It is a good enough answer. Why would she know, if he doesn’t? He brings her out from under the table, and says he’ll teach her. ‘But I should warn you,’ she says, ‘I’m not fit to have a book.’ She speaks in her mother’s voice. ‘Give that child anything and she destroys it. You’d think she was brought up in a midden. Look at the state of her.’

When Anne applies to her needle, beads of blood decorate her work. Liz says, she’d be better with a cobbler’s awl, except a cobbler wouldn’t be so chatty. He will not let his wife strike her; Anne cannot be faulted for diligence, and for the rest he feels she should not be faulted. ‘I suppose she will outgrow it,’ Liz says. As Gregory will outgrow his bad dreams, in which demons who live south of the river try to bribe the guards to let them across the bridge; or knock down the watermen and commandeer their barges, leaving them bloody smudges on the quays; or simply wade through the black tide and pad the streets with their webbed feet, looking for Gregory Cromwell to chew and digest.

When Gregory commands a story he wants the same one over and over, till he can take it away and murmur it, his private possession: the fair knights Gawain and Galahad, or the giants Grip and Wade. But Anne shouts, ‘Oh, we killed that beast yesterday, isn’t there a worser?’ What next, she says, what next? The world is burning under her hand. She lives in intense striving, her earnest little face creased with concentration: the women say, don’t frown like that, Anne, you’ll stay that way and then no one will marry you.

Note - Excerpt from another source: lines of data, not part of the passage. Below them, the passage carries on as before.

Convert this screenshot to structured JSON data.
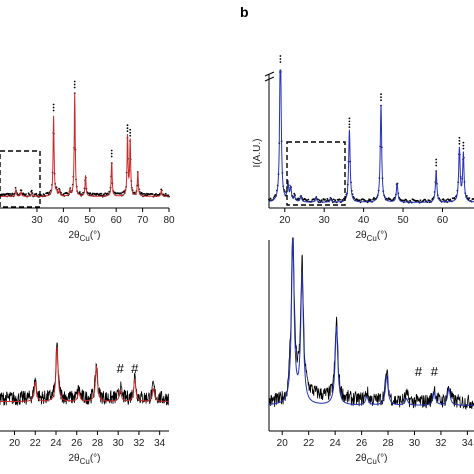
{
  "panel_label": "b",
  "axis_symbol_main": "2θ",
  "axis_subscript": "Cu",
  "axis_unit": "(°)",
  "colors": {
    "fit_left": "#cc2a2a",
    "fit_right": "#2433b8",
    "data": "#000000"
  },
  "chart_data": [
    {
      "type": "line",
      "panel": "top-left",
      "xlabel": "2θCu(°)",
      "ylabel": "",
      "xlim": [
        16,
        80
      ],
      "ylim": [
        0,
        100
      ],
      "x_ticks": [
        30,
        40,
        50,
        60,
        70,
        80
      ],
      "peaks": [
        {
          "x": 22,
          "y": 6
        },
        {
          "x": 24,
          "y": 4
        },
        {
          "x": 28,
          "y": 3
        },
        {
          "x": 36.3,
          "y": 70
        },
        {
          "x": 37.4,
          "y": 4
        },
        {
          "x": 38.5,
          "y": 5
        },
        {
          "x": 42.5,
          "y": 5
        },
        {
          "x": 44.3,
          "y": 90
        },
        {
          "x": 48.4,
          "y": 18
        },
        {
          "x": 58.3,
          "y": 30
        },
        {
          "x": 64.3,
          "y": 52
        },
        {
          "x": 65.3,
          "y": 48
        },
        {
          "x": 68.2,
          "y": 21
        },
        {
          "x": 77.1,
          "y": 5
        }
      ],
      "series": [
        {
          "name": "",
          "color": "#cc2a2a",
          "style": "line"
        },
        {
          "name": "",
          "color": "#000000",
          "style": "points"
        }
      ],
      "annotations": [
        "dashed-zoom-box"
      ]
    },
    {
      "type": "line",
      "panel": "top-right",
      "label": "b",
      "xlabel": "2θCu(°)",
      "ylabel": "I(A.U.)",
      "xlim": [
        16,
        68
      ],
      "ylim": [
        0,
        100
      ],
      "x_ticks": [
        20,
        30,
        40,
        50,
        60
      ],
      "axis_break": true,
      "peaks": [
        {
          "x": 18.9,
          "y": 140
        },
        {
          "x": 20.8,
          "y": 15
        },
        {
          "x": 21.5,
          "y": 11
        },
        {
          "x": 22.5,
          "y": 4
        },
        {
          "x": 24.1,
          "y": 5
        },
        {
          "x": 27.9,
          "y": 4
        },
        {
          "x": 31.6,
          "y": 3
        },
        {
          "x": 36.4,
          "y": 60
        },
        {
          "x": 44.4,
          "y": 80
        },
        {
          "x": 48.5,
          "y": 16
        },
        {
          "x": 58.4,
          "y": 26
        },
        {
          "x": 64.3,
          "y": 44
        },
        {
          "x": 65.3,
          "y": 40
        }
      ],
      "series": [
        {
          "name": "",
          "color": "#2433b8",
          "style": "line"
        },
        {
          "name": "",
          "color": "#000000",
          "style": "points"
        }
      ],
      "annotations": [
        "dashed-zoom-box"
      ]
    },
    {
      "type": "line",
      "panel": "bottom-left",
      "xlabel": "2θCu(°)",
      "ylabel": "",
      "xlim": [
        18.6,
        34.9
      ],
      "ylim": [
        0,
        100
      ],
      "x_ticks": [
        20,
        22,
        24,
        26,
        28,
        30,
        32,
        34
      ],
      "peaks": [
        {
          "x": 22,
          "y": 12
        },
        {
          "x": 24.1,
          "y": 34
        },
        {
          "x": 26.2,
          "y": 6
        },
        {
          "x": 27.9,
          "y": 22
        },
        {
          "x": 30.2,
          "y": 7
        },
        {
          "x": 31.6,
          "y": 14
        },
        {
          "x": 33.4,
          "y": 8
        }
      ],
      "markers": [
        {
          "x": 30.2,
          "label": "#"
        },
        {
          "x": 31.6,
          "label": "#"
        }
      ],
      "series": [
        {
          "name": "",
          "color": "#cc2a2a",
          "style": "line"
        },
        {
          "name": "",
          "color": "#000000",
          "style": "line"
        }
      ]
    },
    {
      "type": "line",
      "panel": "bottom-right",
      "xlabel": "2θCu(°)",
      "ylabel": "",
      "xlim": [
        19,
        34.5
      ],
      "ylim": [
        0,
        100
      ],
      "x_ticks": [
        20,
        22,
        24,
        26,
        28,
        30,
        32,
        34
      ],
      "peaks": [
        {
          "x": 20.8,
          "y": 100
        },
        {
          "x": 21.5,
          "y": 78
        },
        {
          "x": 24.1,
          "y": 48
        },
        {
          "x": 26.4,
          "y": 5
        },
        {
          "x": 27.9,
          "y": 18
        },
        {
          "x": 29.4,
          "y": 4
        },
        {
          "x": 31.5,
          "y": 8
        },
        {
          "x": 32.6,
          "y": 10
        }
      ],
      "markers": [
        {
          "x": 30.3,
          "label": "#"
        },
        {
          "x": 31.5,
          "label": "#"
        }
      ],
      "series": [
        {
          "name": "",
          "color": "#2433b8",
          "style": "line"
        },
        {
          "name": "",
          "color": "#000000",
          "style": "line"
        }
      ]
    }
  ]
}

Before Advent he made the peacock wings for Grace, working with a penknife and a fine brush, sticking feather to fabric with bluebell-root glue. ‘Sad work to be doing by candlelight,’ Liz had said. But the days were short and there was no choice if she was to have them for the Christmas play. He prayed he would not be called away before the job was done; he was always out making money for the cardinal. He would have liked Grace to know it was for her that he was so often on the road, to provide for her future: but how would she understand that, when he never comes home, if he comes at all, till the fires are damped and all God’s people sound asleep? Sometimes he would stand by the door of the room where she was bundled into bed with Anne and a young servant, the three entwined like puppies. Once, once only in all the nights, she had raised her head and looked at him from the darkness, her eyes open wide and the flicker of the candlelight inside them; perhaps she thought he was in her dream, as she was in his. She wore no expression, nothing he could later recall: he remembered only the shape of the bedcurtain, a curve of shadow; the glow of a white sleeve, a white face, and the flame in her eyes.

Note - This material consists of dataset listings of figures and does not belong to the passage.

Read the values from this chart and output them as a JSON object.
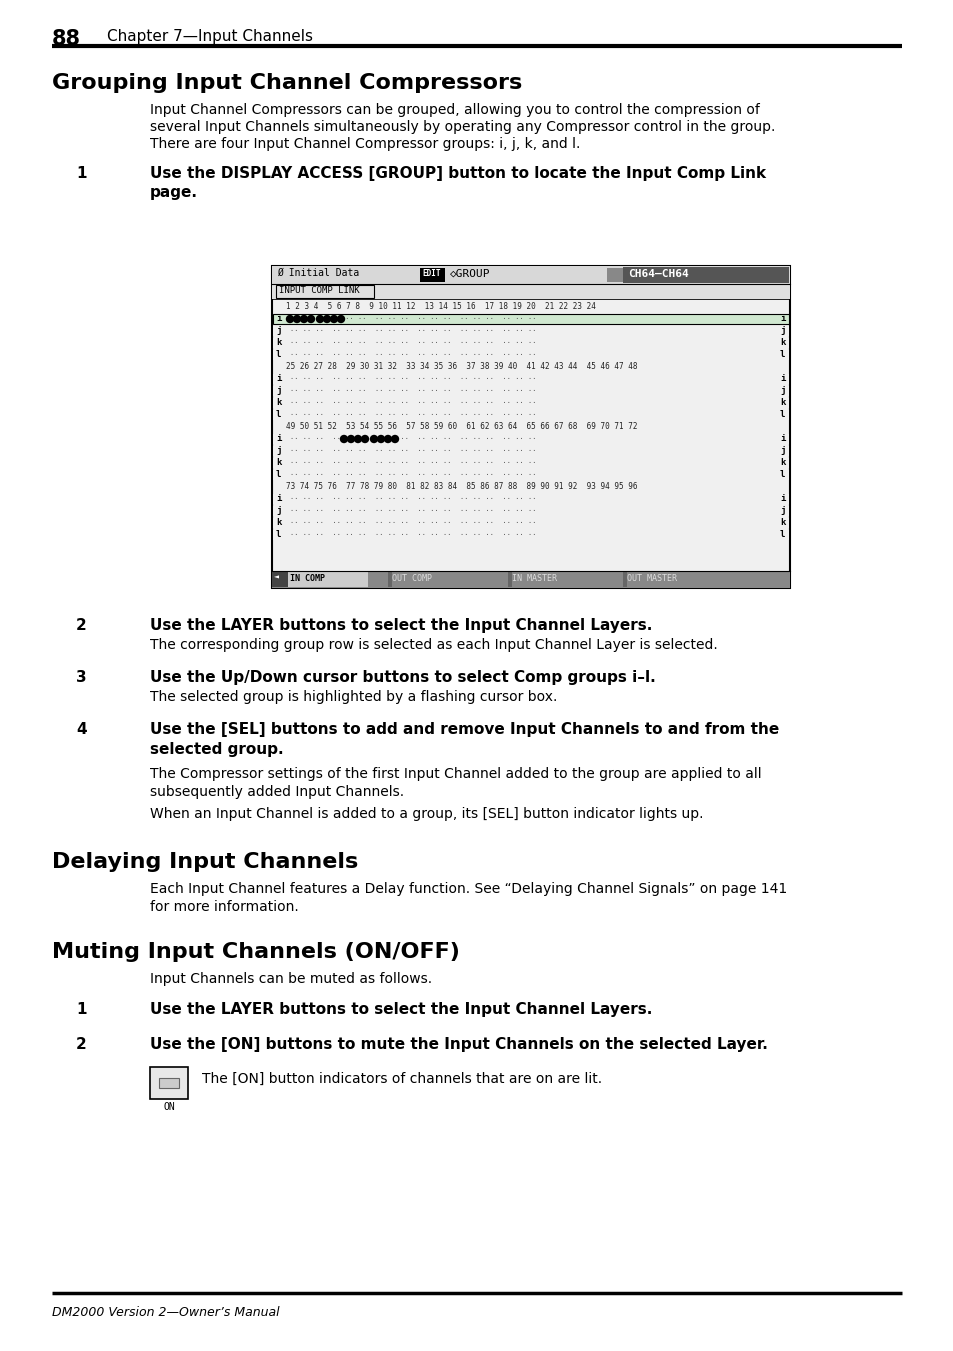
{
  "page_number": "88",
  "chapter": "Chapter 7—Input Channels",
  "section1_title": "Grouping Input Channel Compressors",
  "section1_body1": "Input Channel Compressors can be grouped, allowing you to control the compression of",
  "section1_body2": "several Input Channels simultaneously by operating any Compressor control in the group.",
  "section1_body3": "There are four Input Channel Compressor groups: i, j, k, and l.",
  "step1_bold1": "Use the DISPLAY ACCESS [GROUP] button to locate the Input Comp Link",
  "step1_bold2": "page.",
  "step2_bold": "Use the LAYER buttons to select the Input Channel Layers.",
  "step2_body": "The corresponding group row is selected as each Input Channel Layer is selected.",
  "step3_bold": "Use the Up/Down cursor buttons to select Comp groups i–l.",
  "step3_body": "The selected group is highlighted by a flashing cursor box.",
  "step4_bold1": "Use the [SEL] buttons to add and remove Input Channels to and from the",
  "step4_bold2": "selected group.",
  "step4_body1a": "The Compressor settings of the first Input Channel added to the group are applied to all",
  "step4_body1b": "subsequently added Input Channels.",
  "step4_body2": "When an Input Channel is added to a group, its [SEL] button indicator lights up.",
  "section2_title": "Delaying Input Channels",
  "section2_body1": "Each Input Channel features a Delay function. See “Delaying Channel Signals” on page 141",
  "section2_body2": "for more information.",
  "section3_title": "Muting Input Channels (ON/OFF)",
  "section3_body": "Input Channels can be muted as follows.",
  "mute_step1_bold": "Use the LAYER buttons to select the Input Channel Layers.",
  "mute_step2_bold": "Use the [ON] buttons to mute the Input Channels on the selected Layer.",
  "mute_step2_body": "The [ON] button indicators of channels that are on are lit.",
  "footer": "DM2000 Version 2—Owner’s Manual",
  "bg_color": "#ffffff"
}
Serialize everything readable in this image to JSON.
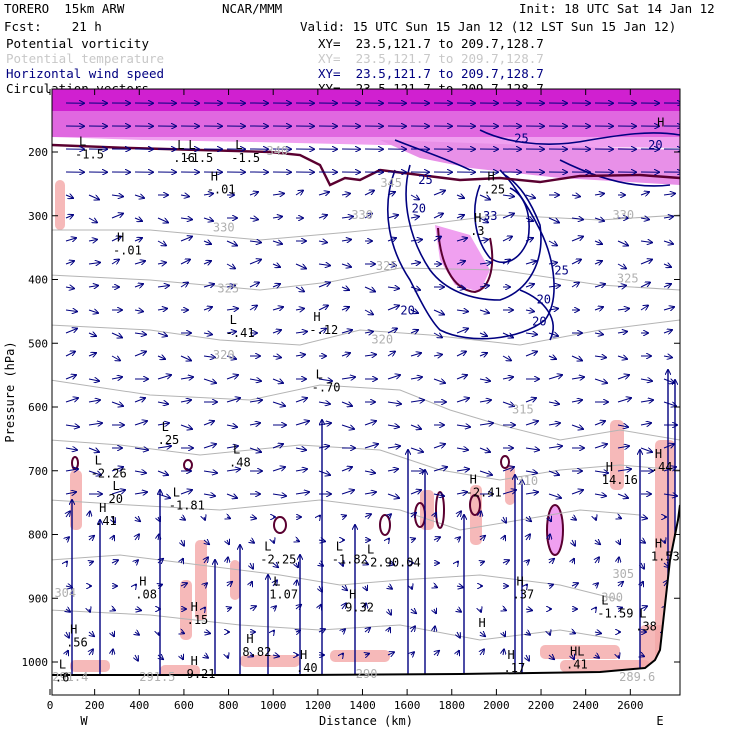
{
  "header": {
    "model": "TORERO  15km ARW",
    "center": "NCAR/MMM",
    "init": "Init: 18 UTC Sat 14 Jan 12",
    "fcst": "Fcst:    21 h",
    "valid": "Valid: 15 UTC Sun 15 Jan 12 (12 LST Sun 15 Jan 12)",
    "xy": "XY=  23.5,121.7 to 209.7,128.7"
  },
  "legend": [
    {
      "label": "Potential vorticity",
      "color": "#000000"
    },
    {
      "label": "Potential temperature",
      "color": "#c8c8c8"
    },
    {
      "label": "Horizontal wind speed",
      "color": "#000080"
    },
    {
      "label": "Circulation vectors",
      "color": "#000000"
    }
  ],
  "colors": {
    "pv_high": "#d020d0",
    "pv_mid": "#f0a0f0",
    "pv_low": "#f4a8a8",
    "pv_contour": "#5a0030",
    "theta": "#b4b4b4",
    "wind_contour": "#000080",
    "vectors": "#000080",
    "terrain": "#000000"
  },
  "chart_data": {
    "type": "cross-section",
    "xlabel": "Distance (km)",
    "ylabel": "Pressure (hPa)",
    "xlim": [
      0,
      2800
    ],
    "ylim": [
      1050,
      100
    ],
    "x_ticks": [
      0,
      200,
      400,
      600,
      800,
      1000,
      1200,
      1400,
      1600,
      1800,
      2000,
      2200,
      2400,
      2600
    ],
    "y_ticks": [
      200,
      300,
      400,
      500,
      600,
      700,
      800,
      900,
      1000
    ],
    "x_end_labels": {
      "left": "W",
      "right": "E"
    },
    "theta_labels": [
      {
        "text": "340",
        "x": 970,
        "p": 205
      },
      {
        "text": "345",
        "x": 1480,
        "p": 255
      },
      {
        "text": "330",
        "x": 730,
        "p": 325
      },
      {
        "text": "330",
        "x": 1350,
        "p": 305
      },
      {
        "text": "325",
        "x": 750,
        "p": 420
      },
      {
        "text": "325",
        "x": 1460,
        "p": 385
      },
      {
        "text": "320",
        "x": 730,
        "p": 525
      },
      {
        "text": "320",
        "x": 1440,
        "p": 500
      },
      {
        "text": "315",
        "x": 2070,
        "p": 610
      },
      {
        "text": "305",
        "x": 2520,
        "p": 868
      },
      {
        "text": "300",
        "x": 2470,
        "p": 905
      },
      {
        "text": "325",
        "x": 2540,
        "p": 405
      },
      {
        "text": "330",
        "x": 2520,
        "p": 305
      },
      {
        "text": "310",
        "x": 2090,
        "p": 722
      },
      {
        "text": "304",
        "x": 20,
        "p": 898
      },
      {
        "text": "291.4",
        "x": 10,
        "p": 1030
      },
      {
        "text": "291.5",
        "x": 400,
        "p": 1030
      },
      {
        "text": "289.6",
        "x": 2550,
        "p": 1030
      },
      {
        "text": "290",
        "x": 1370,
        "p": 1025
      }
    ],
    "wind_labels": [
      {
        "text": "25",
        "x": 1650,
        "p": 250
      },
      {
        "text": "20",
        "x": 1620,
        "p": 295
      },
      {
        "text": "25",
        "x": 2080,
        "p": 185
      },
      {
        "text": "20",
        "x": 2680,
        "p": 195
      },
      {
        "text": "20",
        "x": 1570,
        "p": 455
      },
      {
        "text": "20",
        "x": 2180,
        "p": 438
      },
      {
        "text": "25",
        "x": 2260,
        "p": 392
      },
      {
        "text": "20",
        "x": 2160,
        "p": 472
      },
      {
        "text": "33",
        "x": 1940,
        "p": 307
      }
    ],
    "extrema": [
      {
        "text": "H",
        "value": "-.01",
        "x": 300,
        "p": 340
      },
      {
        "text": "H",
        "value": "-.01",
        "x": 720,
        "p": 245
      },
      {
        "text": "L",
        "value": ".16",
        "x": 570,
        "p": 195
      },
      {
        "text": "L",
        "value": "-.41",
        "x": 805,
        "p": 470
      },
      {
        "text": "H",
        "value": "-.12",
        "x": 1180,
        "p": 465
      },
      {
        "text": "L",
        "value": "-.70",
        "x": 1190,
        "p": 555
      },
      {
        "text": "L",
        "value": ".25",
        "x": 500,
        "p": 638
      },
      {
        "text": "L",
        "value": ".48",
        "x": 820,
        "p": 673
      },
      {
        "text": "L",
        "value": "-1.81",
        "x": 550,
        "p": 740
      },
      {
        "text": "L",
        "value": "-2.25",
        "x": 960,
        "p": 825
      },
      {
        "text": "L",
        "value": "1.07",
        "x": 1000,
        "p": 880
      },
      {
        "text": "L",
        "value": "-1.82",
        "x": 1280,
        "p": 825
      },
      {
        "text": "L",
        "value": "-2.90.04",
        "x": 1420,
        "p": 830
      },
      {
        "text": "L",
        "value": "-2.26",
        "x": 200,
        "p": 690
      },
      {
        "text": "L",
        "value": "20",
        "x": 280,
        "p": 730
      },
      {
        "text": "H",
        "value": ".41",
        "x": 220,
        "p": 765
      },
      {
        "text": "H",
        "value": ".08",
        "x": 400,
        "p": 880
      },
      {
        "text": "H",
        "value": ".15",
        "x": 630,
        "p": 920
      },
      {
        "text": "H",
        "value": ".56",
        "x": 90,
        "p": 955
      },
      {
        "text": "H",
        "value": "9.21",
        "x": 630,
        "p": 1005
      },
      {
        "text": "H",
        "value": "8.82",
        "x": 880,
        "p": 970
      },
      {
        "text": "H",
        "value": "9.32",
        "x": 1340,
        "p": 900
      },
      {
        "text": "H",
        "value": ".40",
        "x": 1120,
        "p": 995
      },
      {
        "text": "H",
        "value": "-2.41",
        "x": 1880,
        "p": 720
      },
      {
        "text": "H",
        "value": ".37",
        "x": 2090,
        "p": 880
      },
      {
        "text": "H",
        "value": ".17",
        "x": 2050,
        "p": 995
      },
      {
        "text": "HL",
        "value": ".41",
        "x": 2330,
        "p": 990
      },
      {
        "text": "L",
        "value": "-1.59",
        "x": 2470,
        "p": 910
      },
      {
        "text": "H",
        "value": "14.16",
        "x": 2490,
        "p": 700
      },
      {
        "text": "H",
        "value": ".44",
        "x": 2710,
        "p": 680
      },
      {
        "text": "H",
        "value": "1.53",
        "x": 2710,
        "p": 820
      },
      {
        "text": "L",
        "value": ".38",
        "x": 2640,
        "p": 930
      },
      {
        "text": "L",
        "value": "-1.5",
        "x": 130,
        "p": 190
      },
      {
        "text": "L",
        "value": "-1.5",
        "x": 620,
        "p": 195
      },
      {
        "text": "L",
        "value": "-1.5",
        "x": 830,
        "p": 195
      },
      {
        "text": "H",
        "value": ".3",
        "x": 1900,
        "p": 310
      },
      {
        "text": "H",
        "value": "",
        "x": 2720,
        "p": 160
      },
      {
        "text": "H",
        "value": "",
        "x": 1920,
        "p": 945
      },
      {
        "text": "L",
        "value": ".6",
        "x": 40,
        "p": 1010
      },
      {
        "text": "H",
        "value": ".25",
        "x": 1960,
        "p": 245
      }
    ]
  }
}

Jenneke says, ‘It was a cruel time for you, the children dead so young. I ask myself, why did you not begin another family?’

‘I had Gregory.’

‘But why did you not marry again?’

He doesn’t know why. Perhaps because he didn’t want to have to give an account of himself, to say what he was thinking. It didn’t matter in Lizzie’s day, because he only had the usual thoughts. Some men can make a tidy parcel of their past and hand it over; not he. But when he looks at Jenneke he cannot help but imagine other histories. If he and Anselma had wed, would they have had only one child? Or is he more potent than the banker? In this reconfiguration of circumstance, Gregory would be unborn. His soul would be bobbing around in the somewhere, still waiting for a body. Anne and Grace, likewise, would never have been conceived. And this house would not have been his house. The day not his day, when they told him his wife was dead, and the day not his day, when his daughters were sewn into their shrouds and carried to burial: two lost little girls, weighing nothing, owning nothing, leaving barely a memory behind.

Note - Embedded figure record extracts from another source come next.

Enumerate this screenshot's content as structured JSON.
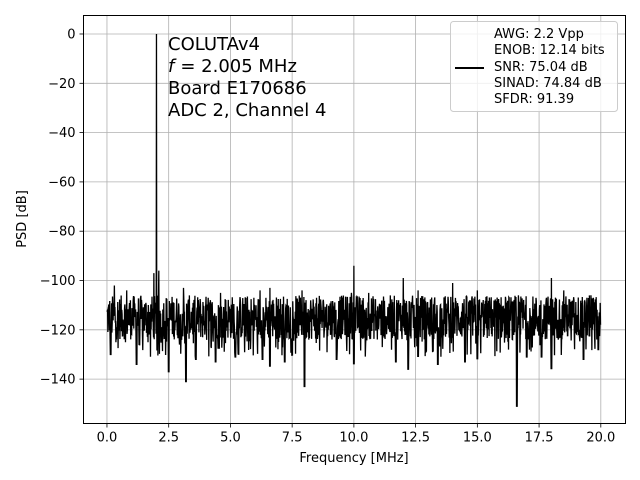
{
  "chart_data": {
    "type": "line",
    "xlabel": "Frequency [MHz]",
    "ylabel": "PSD [dB]",
    "xlim": [
      -0.95,
      21.0
    ],
    "ylim": [
      -158,
      7.5
    ],
    "xticks": [
      0.0,
      2.5,
      5.0,
      7.5,
      10.0,
      12.5,
      15.0,
      17.5,
      20.0
    ],
    "xtick_labels": [
      "0.0",
      "2.5",
      "5.0",
      "7.5",
      "10.0",
      "12.5",
      "15.0",
      "17.5",
      "20.0"
    ],
    "yticks": [
      0,
      -20,
      -40,
      -60,
      -80,
      -100,
      -120,
      -140
    ],
    "ytick_labels": [
      "0",
      "−20",
      "−40",
      "−60",
      "−80",
      "−100",
      "−120",
      "−140"
    ],
    "grid": true,
    "color": "#000000",
    "annotation": {
      "lines": [
        "COLUTAv4",
        "= 2.005 MHz",
        "Board E170686",
        "ADC 2, Channel 4"
      ],
      "symbol": "f"
    },
    "legend": {
      "placement": "top-right",
      "entries": [
        "AWG: 2.2 Vpp",
        "ENOB: 12.14 bits",
        "SNR: 75.04 dB",
        "SINAD: 74.84 dB",
        "SFDR: 91.39"
      ]
    },
    "series": [
      {
        "x_range": [
          0.0,
          20.0
        ],
        "noise_floor": -115,
        "noise_band": [
          -124,
          -106
        ],
        "noise_dips": [
          [
            0.15,
            -130
          ],
          [
            1.2,
            -134
          ],
          [
            2.5,
            -137
          ],
          [
            3.2,
            -141
          ],
          [
            3.6,
            -132
          ],
          [
            4.4,
            -133
          ],
          [
            5.2,
            -131
          ],
          [
            6.3,
            -132
          ],
          [
            6.6,
            -135
          ],
          [
            7.2,
            -133
          ],
          [
            8.0,
            -143
          ],
          [
            9.3,
            -132
          ],
          [
            10.0,
            -134
          ],
          [
            11.7,
            -133
          ],
          [
            12.2,
            -136
          ],
          [
            12.6,
            -131
          ],
          [
            13.4,
            -134
          ],
          [
            14.5,
            -133
          ],
          [
            15.0,
            -132
          ],
          [
            16.6,
            -151
          ],
          [
            17.0,
            -131
          ],
          [
            17.6,
            -131
          ],
          [
            18.0,
            -136
          ],
          [
            19.3,
            -132
          ],
          [
            19.9,
            -128
          ]
        ],
        "noise_spurs": [
          [
            0.3,
            -102
          ],
          [
            0.8,
            -104
          ],
          [
            1.9,
            -97
          ],
          [
            2.1,
            -96
          ],
          [
            3.1,
            -103
          ],
          [
            4.6,
            -105
          ],
          [
            6.2,
            -104
          ],
          [
            6.6,
            -103
          ],
          [
            7.9,
            -104
          ],
          [
            9.9,
            -105
          ],
          [
            10.0,
            -94
          ],
          [
            10.6,
            -105
          ],
          [
            12.0,
            -99
          ],
          [
            12.6,
            -104
          ],
          [
            14.0,
            -101
          ],
          [
            15.0,
            -104
          ],
          [
            18.0,
            -99
          ],
          [
            18.5,
            -104
          ],
          [
            19.6,
            -106
          ]
        ],
        "peaks": [
          [
            2.005,
            0
          ]
        ]
      }
    ]
  }
}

‘So what have you done since?’ his daughter asks. ‘About women?’

‘You are blunt.’

‘An Englishwoman would not ask?’

‘Not out loud. She would wonder. And listen to gossip. And add to it. Invent something.’

‘Better to say the truth. Of course,’ she says, ‘one buys women. No doubt your people arrange it for you. They are in awe of you.’

‘I am in awe of myself,’ he says. ‘I never know what I will do next.’

He goes to court: in his bag are plans for war machines. Better he has the king’s ear in these matters than Norfolk, whose ideas are old-fashioned.

But the gentlemen grooms intercept him: there are six French merchants with the king, with chests full of fabrics and ready-made garments – they have guessed at his measurements. ‘He is trying on all their stock,’ the grooms warn. Their faces say plainly, stop him, Lord Cromwell, before he spends the cost of a castle, or fritters away some cannon.